MARION McMULLEN LOOKS BACK AT HOW SYLVESTER STALLONE BECAME A BIG-SCREEN CHAMP AS THE HOLLYWOOD STAR TURNS 80

- MARION McMULLEN

“I’M not handsome in the classical sense,” Sylvester Stallone once said. “The eyes droop, the mouth is crooked, the teeth aren't straight, the voice sounds like a Mafioso pallbearer, but somehow it all works.”

The son of a Sicilian immigrant was born Sylvester Gardenzio Stallone 80 years ago on July 6 in the charity ward of a hospital in New York's Hell’s Kitchen.

His looks were determined when the doctor’s forceps slipped when he was born and accidentally severed a nerve in his cheek. It left him with a drooping mouth, paralysis on the lower left side of his face and slurred speech.

Sly later said: “When I was in junior high school, the teachers voted me the student most likely to end up in the electric chair.”

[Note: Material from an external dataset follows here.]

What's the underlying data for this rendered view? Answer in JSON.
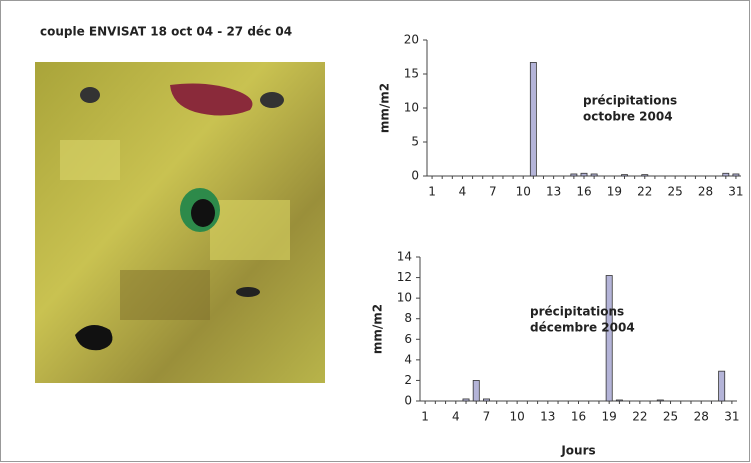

One of his first jobs saw him cleaning lion cages at the Central Park Zoo in New York City, but he was determined to carve out a career in the movies.

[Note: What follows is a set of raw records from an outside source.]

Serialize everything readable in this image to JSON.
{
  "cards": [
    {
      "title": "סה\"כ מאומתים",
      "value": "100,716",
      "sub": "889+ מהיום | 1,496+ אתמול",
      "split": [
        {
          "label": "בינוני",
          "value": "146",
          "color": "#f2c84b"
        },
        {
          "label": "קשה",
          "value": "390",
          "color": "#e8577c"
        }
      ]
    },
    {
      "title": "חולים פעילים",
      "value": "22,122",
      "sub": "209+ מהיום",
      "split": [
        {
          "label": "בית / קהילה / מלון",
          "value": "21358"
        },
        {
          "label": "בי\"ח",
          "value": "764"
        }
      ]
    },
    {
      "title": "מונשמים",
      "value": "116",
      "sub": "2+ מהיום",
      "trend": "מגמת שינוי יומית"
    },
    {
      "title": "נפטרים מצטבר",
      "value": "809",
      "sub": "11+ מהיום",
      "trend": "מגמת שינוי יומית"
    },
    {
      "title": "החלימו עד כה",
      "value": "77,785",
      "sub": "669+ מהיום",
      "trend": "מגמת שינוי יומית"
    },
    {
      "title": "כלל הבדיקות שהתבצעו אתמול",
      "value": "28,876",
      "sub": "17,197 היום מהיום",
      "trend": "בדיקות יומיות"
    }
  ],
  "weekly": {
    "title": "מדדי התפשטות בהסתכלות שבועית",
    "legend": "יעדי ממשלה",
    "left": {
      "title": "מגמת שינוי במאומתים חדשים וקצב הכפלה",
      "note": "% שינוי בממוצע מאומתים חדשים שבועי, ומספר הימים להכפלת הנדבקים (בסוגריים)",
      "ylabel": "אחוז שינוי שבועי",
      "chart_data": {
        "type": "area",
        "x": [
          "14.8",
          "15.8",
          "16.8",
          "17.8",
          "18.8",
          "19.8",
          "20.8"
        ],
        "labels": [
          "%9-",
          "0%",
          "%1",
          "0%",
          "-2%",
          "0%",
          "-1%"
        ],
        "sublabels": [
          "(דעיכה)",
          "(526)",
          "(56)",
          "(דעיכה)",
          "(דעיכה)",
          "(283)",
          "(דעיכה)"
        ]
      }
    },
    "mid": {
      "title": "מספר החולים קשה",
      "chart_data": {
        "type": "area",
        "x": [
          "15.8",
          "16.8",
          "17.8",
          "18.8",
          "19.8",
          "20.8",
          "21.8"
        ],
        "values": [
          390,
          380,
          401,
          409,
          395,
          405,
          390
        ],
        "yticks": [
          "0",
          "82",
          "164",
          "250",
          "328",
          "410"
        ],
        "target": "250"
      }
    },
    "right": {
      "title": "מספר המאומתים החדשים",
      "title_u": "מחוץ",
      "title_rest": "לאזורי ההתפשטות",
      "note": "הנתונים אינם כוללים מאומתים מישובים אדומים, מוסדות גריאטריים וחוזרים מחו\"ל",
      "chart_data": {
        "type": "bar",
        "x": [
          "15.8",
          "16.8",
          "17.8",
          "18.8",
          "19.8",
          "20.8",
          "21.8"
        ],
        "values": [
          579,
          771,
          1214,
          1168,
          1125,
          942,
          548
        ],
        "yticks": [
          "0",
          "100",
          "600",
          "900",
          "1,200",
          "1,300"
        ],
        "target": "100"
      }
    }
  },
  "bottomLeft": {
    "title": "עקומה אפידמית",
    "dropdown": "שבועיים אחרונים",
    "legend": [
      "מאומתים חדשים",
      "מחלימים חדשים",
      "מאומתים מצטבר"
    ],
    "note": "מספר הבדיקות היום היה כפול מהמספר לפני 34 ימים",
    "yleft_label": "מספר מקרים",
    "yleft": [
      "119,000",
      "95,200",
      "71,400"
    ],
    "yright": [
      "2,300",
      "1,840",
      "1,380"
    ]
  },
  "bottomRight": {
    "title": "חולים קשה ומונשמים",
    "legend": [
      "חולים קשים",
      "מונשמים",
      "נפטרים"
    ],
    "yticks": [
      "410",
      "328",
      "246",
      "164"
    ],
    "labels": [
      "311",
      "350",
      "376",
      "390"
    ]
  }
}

He has described himself as an insecure kid growing up but started hitting the weights and building up his muscles when he saw actor Steve Reeves in the movie Hercules. “It completely changed my life,” he said. “If I had never gone to that film, I wouldn't be here today.”

His first film break came with The Lords Of Flatbush in 1974 when he appeared alongside Happy Days actor Henry Winkler, Perry King and Paul Mace in a movie set in 1950s Brooklyn.